I think I understand the definition of Turing-recognizable and Turing-decidable, but still there's few subtle details I did not catch so far.
Can you explain in details why all decidable languages are also Turing-acceptable languages? Why in details the he reverse is not true?
EDIT
For a language decidable, if $x \in T^c$, does it have to terminate in a finite number of step? Is that the major difference between a Turing-recognizable and Turing-decidable? In other word, the language is decidable iff there a Turing-Machine which accepts a word of $L$ in finite number of steps and reject a word of $L^c$ in a finite number of steps.

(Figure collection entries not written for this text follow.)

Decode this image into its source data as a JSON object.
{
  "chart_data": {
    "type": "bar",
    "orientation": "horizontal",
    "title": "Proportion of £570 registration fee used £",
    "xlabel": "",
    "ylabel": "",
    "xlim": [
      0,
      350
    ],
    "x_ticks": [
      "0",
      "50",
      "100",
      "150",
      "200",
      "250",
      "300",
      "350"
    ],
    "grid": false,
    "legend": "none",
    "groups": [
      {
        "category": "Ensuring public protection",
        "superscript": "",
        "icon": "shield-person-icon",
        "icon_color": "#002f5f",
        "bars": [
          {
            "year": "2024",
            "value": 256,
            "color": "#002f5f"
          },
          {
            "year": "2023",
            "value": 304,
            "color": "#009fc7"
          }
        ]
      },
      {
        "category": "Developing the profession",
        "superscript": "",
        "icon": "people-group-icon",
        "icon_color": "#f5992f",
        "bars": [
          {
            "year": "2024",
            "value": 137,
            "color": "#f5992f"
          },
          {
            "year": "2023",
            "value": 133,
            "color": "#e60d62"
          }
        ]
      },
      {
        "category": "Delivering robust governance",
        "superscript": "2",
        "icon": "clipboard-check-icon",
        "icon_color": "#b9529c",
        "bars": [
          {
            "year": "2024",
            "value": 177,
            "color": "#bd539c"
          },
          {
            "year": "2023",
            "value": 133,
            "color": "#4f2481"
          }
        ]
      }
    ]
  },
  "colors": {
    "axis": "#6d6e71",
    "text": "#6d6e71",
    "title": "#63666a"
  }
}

Edit: Let me clarify the definition. We say that a Turing machine $T$ decides language $L$ if, and only if, for every $x$, $T$ halts, and $T$ halts with "true" if $x \in L$ and "false" otherwise.
We say that a Turing machine $T$ recognises language $L$ if, and only if, for all $x$, $T$ halts with value "true" iff $x \in L$.
If $T$ decides a language, it halts on every input and tells you whether that input is in $L$. In other words, $T$ is required to "always tell the truth" about whether $x \in L$.
If $T$ recognises a language, it is obligated to halt whenever $x \in L$. It is also obligated "never to lie" - if $T$ halts on $x$, then it must report accurately whether $x \in L$. On the other hand, if $x \notin L$, $T$ has no obligation to halt.